Di tengah persaingan bisnis yang semakin ketat, merek dagang telah berkembang menjadi aset strategis yang tidak hanya merepresentasikan identitas suatu produk atau jasa, tetapi juga mencerminkan nilai dan reputasi perusahaan. Salah satu strategi yang kian relevan bagi pemilik merek untuk memperluas jangkauan bisnis tanpa membangun infrastruktur baru adalah melalui mekanisme lisensi merek. Lisensi ini memungkinkan pemilik merek untuk memperluas penggunaan mereknya kepada pihak lain tanpa harus kehilangan hak atas kepemilikan merek itu sendiri. 

Pengertian dan Dasar Hukum Lisensi Merek Dagang

Lisensi adalah izin yang diberikan oleh pemilik Merek terdaftar kepada pihak lain berdasarkan perjanjian secara tertulis sesuai peraturan perundang-undangan untuk menggunakan Merek terdaftar. Dengan kata lain, lisensi merek bukanlah pengalihan hak milik, melainkan pemberian hak pakai terhadap merek. Pemilik merek tetap memiliki kontrol terhadap penggunaan merek tersebut dan dapat mengatur ketentuan khusus dalam perjanjian lisensi, sebagaimana diatur dalam Pasal 42 ayat (1) Undang-Undang Nomor 20 Tahun 2016 tentang Merek dan Indikasi Geografis (“UU MIG”) bahwa:

“Pemilik Merek terdaftar dapat memberikan Lisensi kepada pihak lain untuk menggunakan Merek tersebut baik sebagian maupun seluruh jenis barang dan/atau jasa.”

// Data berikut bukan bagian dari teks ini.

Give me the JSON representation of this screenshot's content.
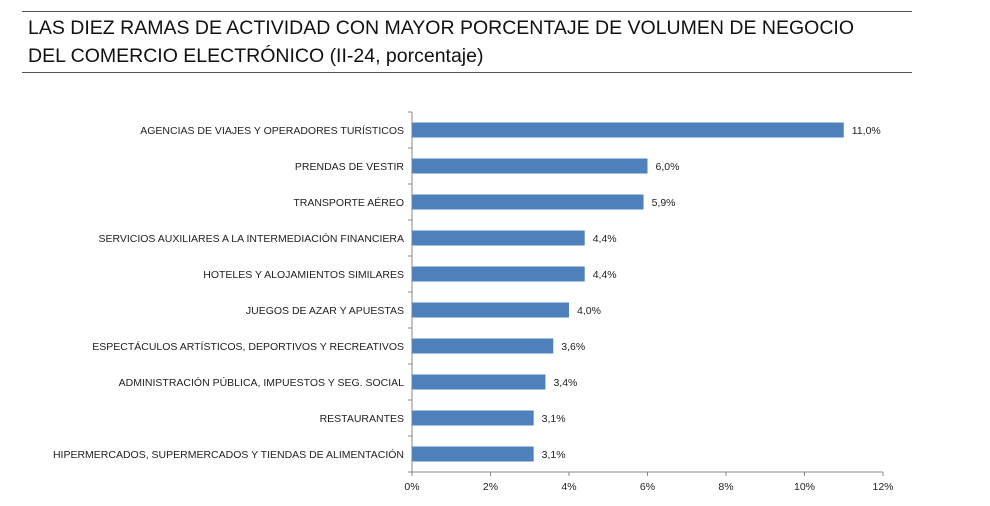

Penting untuk dipahami bahwa pemberian lisensi tidak memindahkan kepemilikan merek, melainkan hanya memberikan hak penggunaan dalam batasan yang telah disepakati. Dalam praktiknya, lisensi merek dagang menjadi strategi komersial yang efektif untuk memperluas cakupan pasar tanpa harus melakukan ekspansi fisik secara langsung. 

Prosedur dan Kewajiban Pencatatan Lisensi Merek

Lisensi Merek pada dasarnya berlaku secara nasional di seluruh wilayah Negara Kesatuan Republik Indonesia, kecuali apabila dalam perjanjian secara tegas disepakati ruang lingkup wilayah yang berbeda. Perjanjian lisensi ini wajib dicatatkan oleh Menteri Hukum dan Asasi Manusia (Menteri) agar memiliki kekuatan hukum terhadap pihak ketiga. Jika tidak dicatatkan, perjanjian tersebut tidak berakibat hukum terhadap pihak di luar perjanjian. 

Setelah diajukan, perjanjian tersebut akan dicatat secara resmi oleh Menteri dan diumumkan dalam Berita Resmi Merek. Apabila pencatatan tidak dilakukan, maka perjanjian lisensi tersebut tidak memiliki akibat hukum terhadap pihak ketiga, artinya tidak dapat digunakan untuk menuntut atau membela hak di hadapan pihak luar. 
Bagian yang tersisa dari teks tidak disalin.